Blood samples were taken immediately after calving, but before colostrum milking, from the coccygeal blood vessels into vacutainer tubes (BD Biosciences, San Jose, CA) containing heparin. Blood samples were placed on ice for transport to the laboratory where the plasma was separated by centrifugation at 3000× g for 15 min at 4 °C. Plasma was stored at −80 °C until further laboratory procedures.

2.2. LC-MS Metabolomics Analysis

Sixteen samples were thawed at room temperature, and 100 μL of each sample was transferred precisely into 1.5 mL centrifuge tubes. Then a 400 μL extraction solution (methanol/acetonitrile, 1:1, v/v) was added to samples. After vortexing, three ultrasonic extractions of 10 min on the ice were performed. The samples were allowed to stand at −20 °C for 30 min. The supernatant was separated by centrifugation at 13,000× g for 15 min using a refrigerated centrifuge at 4 °C. Then, the supernatant was lyophilized using an LNG-T88 rapid centrifugal concentration dryer (Taicang Huamei Biochemical Instrument factory, Taicang, China). After lyophilization, 100 μL of reconstitution solution (acetonitrile/water, 1:1, v/v) was added before being transferred to a vial for LC-MS analyses.
All samples were analyzed using an ultra-high pressure liquid chromatography (UPLC) coupled with a Triple quadrupole time-of-flight (TOF) system (ABSCIEX-Triple TOF 5600; AB SCIEX, Framingham, MA, USA). The chromatographic separation was performed at 40 °C with a column of BEH C18 (100 mm × 2.1 mm, 1.7 µm, Waters, Milford, MA, USA). The injection volume of the pretreated plasma samples was 20 µL. The two mobile phase consisted of 0.1% formic acid aqueous solution (solvent A) and acetonitrile/isopropanol (v/v, 1:1) with 0.1% formic acid (solvent B). The flow rate was 0.40 mL/min and mobile phase (A:B) elution gradient was as follows: 95%:5% for 0 min, 80%:20% for 0 to 3.0 min, 5%:95% for 3.0 to 9.0 min, 5%:95% for 9.0 to 13.0 min,95%:5% for 13.0 to 13.1 min, and 95%:5% for 13.1 to 16.0 min. The mass spectral analysis (MS) and tandem mass spectral analysis (MS/MS) were performed on a Triple TOF mass spectrometer with an electrospray ionization source operated both in positive and negative-ion mode. The capillary voltage, injection voltage, and collision energy were 1.0 kV, 40 V, and 6 eV, respectively. The ion source temperature and desolvation temperatures were 120 °C and 500 °C, respectively. The nitrogen flow was 900 L/h, mass data were collected between mass to charge ratio (m/z) 50–1000, and the instrument resolution was 30,000. In order to evaluate the stability of the analytical system, quality control (QC) samples prepared by mixing aliquots of all plasma samples were injected at regular intervals throughout the analytical run.
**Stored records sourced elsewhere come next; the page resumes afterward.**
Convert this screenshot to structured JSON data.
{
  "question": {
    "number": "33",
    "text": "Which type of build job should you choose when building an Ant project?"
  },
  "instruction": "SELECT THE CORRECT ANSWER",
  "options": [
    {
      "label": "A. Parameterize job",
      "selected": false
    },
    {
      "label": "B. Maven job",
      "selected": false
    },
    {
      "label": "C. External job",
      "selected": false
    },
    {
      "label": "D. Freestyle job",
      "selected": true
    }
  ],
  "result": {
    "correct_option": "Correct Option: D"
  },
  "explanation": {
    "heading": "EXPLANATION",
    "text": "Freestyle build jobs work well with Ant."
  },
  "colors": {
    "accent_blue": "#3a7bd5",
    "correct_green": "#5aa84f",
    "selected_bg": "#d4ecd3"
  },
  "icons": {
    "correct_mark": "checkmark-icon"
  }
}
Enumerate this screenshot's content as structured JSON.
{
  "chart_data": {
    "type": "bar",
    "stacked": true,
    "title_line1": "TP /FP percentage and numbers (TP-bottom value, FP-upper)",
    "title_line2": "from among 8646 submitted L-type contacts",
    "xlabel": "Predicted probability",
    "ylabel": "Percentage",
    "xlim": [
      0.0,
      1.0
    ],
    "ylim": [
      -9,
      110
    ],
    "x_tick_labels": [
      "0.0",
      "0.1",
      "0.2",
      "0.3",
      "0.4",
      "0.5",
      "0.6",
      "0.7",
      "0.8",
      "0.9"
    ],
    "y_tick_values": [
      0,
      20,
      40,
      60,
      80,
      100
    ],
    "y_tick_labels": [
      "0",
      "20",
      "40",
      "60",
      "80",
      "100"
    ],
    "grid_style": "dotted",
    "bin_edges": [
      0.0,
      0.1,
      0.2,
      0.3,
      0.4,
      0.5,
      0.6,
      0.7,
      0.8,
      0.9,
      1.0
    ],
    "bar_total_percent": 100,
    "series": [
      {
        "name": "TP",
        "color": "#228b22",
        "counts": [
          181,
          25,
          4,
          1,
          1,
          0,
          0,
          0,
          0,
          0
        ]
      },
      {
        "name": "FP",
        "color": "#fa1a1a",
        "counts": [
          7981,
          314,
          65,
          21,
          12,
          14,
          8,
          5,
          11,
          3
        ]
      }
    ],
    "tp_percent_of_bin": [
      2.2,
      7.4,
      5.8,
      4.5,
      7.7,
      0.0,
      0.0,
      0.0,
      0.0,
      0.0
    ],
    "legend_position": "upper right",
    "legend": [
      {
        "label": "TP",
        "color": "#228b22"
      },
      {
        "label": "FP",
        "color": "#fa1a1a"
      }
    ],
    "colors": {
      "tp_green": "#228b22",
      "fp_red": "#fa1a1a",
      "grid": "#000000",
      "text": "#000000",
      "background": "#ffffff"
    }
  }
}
2.3. Measurement of Classical Metabolic Parameters

Plasma concentrations of NEFA (Cat No. JYM0103Bo, Wuhan jiyinmei Biotechnology Co., Ltd., Wuhan, China), and BHB (Cat No. JYM0071Bo, Wuhan jiyinmei Biotechnology Co., Ltd., Wuhan, China) were measured using commercial kits. Indices of cytokines were also measured, including adiponectin (Cat No. KTE10126, Abbkine Scientific Co., Ltd., Wuhan, China), leptin (Cat No. KTE10340, Abbkine Scientific Co., Ltd., Wuhan, China), TNF-α (Cat No. MBS2609886, MyBioSource, San Diego, CA, USA), and IL-6 (Cat No. MBS165083, MyBioSource, San Diego, CA, USA), using the commercial assay kits according to the manufacturer’s instructions. The intra- and inter-assay coefficients of variation for NEFA, BHB, adiponectin, leptin, TNF-α, and IL-6 were 9% and 15%, 9% and 15%, 9% and 11%, 9% and 11%, 8% and 12%, and 8% and 10%, respectively.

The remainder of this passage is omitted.